I started the hobby with a 20 gal extra tall tank. Got it super cheap so i set it up. Everything growing fast and fish fine and i bought some ghost shrimp. Fun to watch and they would show up in the tank once in a while., A month later i got a 15 gal tank with a real sweet wood stand so i switched to that tank. I'm so glad i did. It just looks so much more pleasing to my eye. That's just me and my taste. Now to the point. The substrate in the new tank is Floramax with a layer of black sand. Now, the shrimp are active all the time. Climbing up the glass, back and forth in the sand, it's like they got a new lease on life. Could it be the sand is the difference. The other change i made is the lights. Because the height is almost half, i removed the LED's and replaced them with two 13 watt cfl's. My theory is that i have to acclimate the plants to the new light and i don't want an algae bloom. So was it the light or the substrate change that brought the shrimp to become so active?


----------



## Big Dog (May 17, 2010)

If you do not have fish in this tank. That would be the reason you are seeing them more.
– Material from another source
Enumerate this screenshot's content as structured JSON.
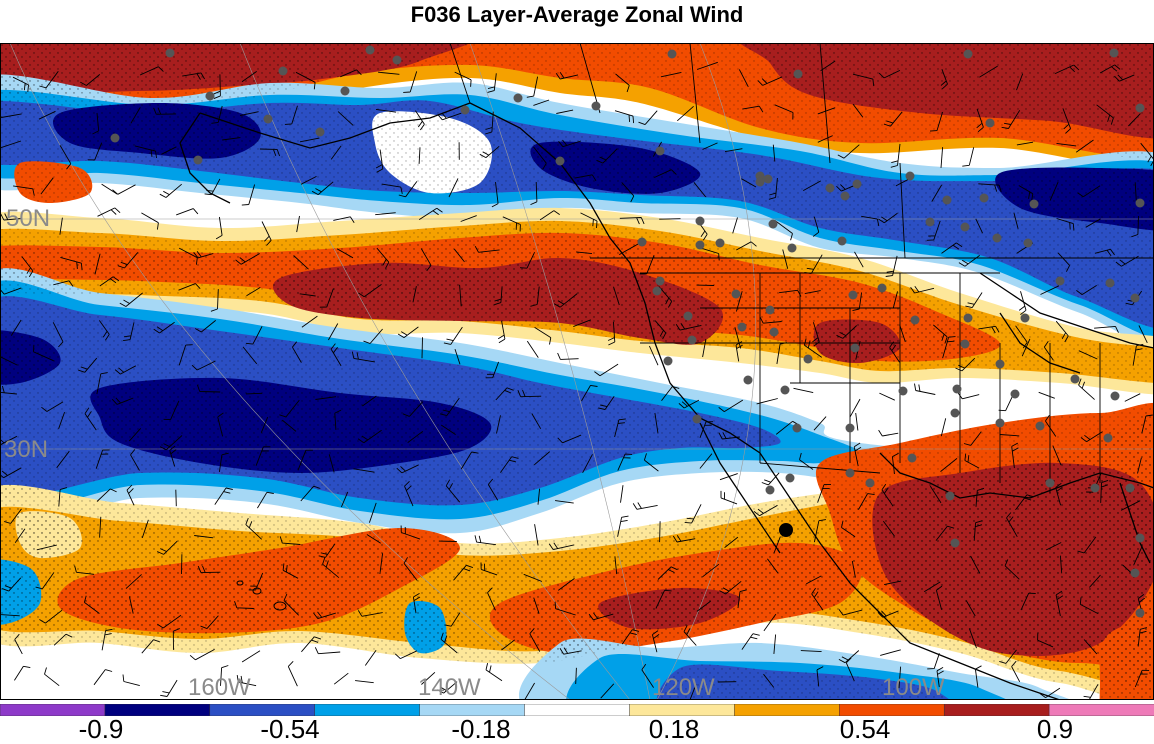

There is no one to eat them.


----------



## tomztinywetone (May 4, 2013)

I have fish, neon tetras, fancy tail guppies and a platty. These shrimp go up and down the glass with the fish and come to the top when i feed the fish. Never did that in the other tank. I'm beginning to believe they like sand more than gravel.


----------



## nate2005 (Apr 24, 2013)

Could be the older of the two tanks didn't have ideal ammonia nitrite nitrate conditions and with the switch to the new tank (and probably new water?) its better for all of them(like a water change). 

good to hear they like their new home better!


----------



## Raymond S. (Jan 11, 2013)

Ghost shrimp are highly effected by ammonia levels...more so than fish. The light is also a (imo) slight possibility for the change.
One thing most people overlook in this case is that critters travel more when food is scarce. Well established tanks have a lot more algae(provided you
are not using a chemical to keep it out)than most people realize as most of it stays small enough to not be noticed as readily as you would think.
This is their primary food supply and a new tank has hardly any of it. As the tank matures they will slow down(some) but water conditions are a
serious hindrance to their desire to travel around and find food.
AqAdvisor - Intelligent Freshwater Tropical Fish Aquarium Stocking Calculator and Aquarium Tank/Filter Advisor
This will give you an idea as to your stocking level and suggested water change schedule for that stocking level. The Ghost shrimp would like some moss to eat also.
Christmas type grows slower than Java and therefor is less likely to get out of hand or at least as fast as Java moss.
They will slow a bit as the tank matures but good water quality is my guess as to what is needed primarily.


----------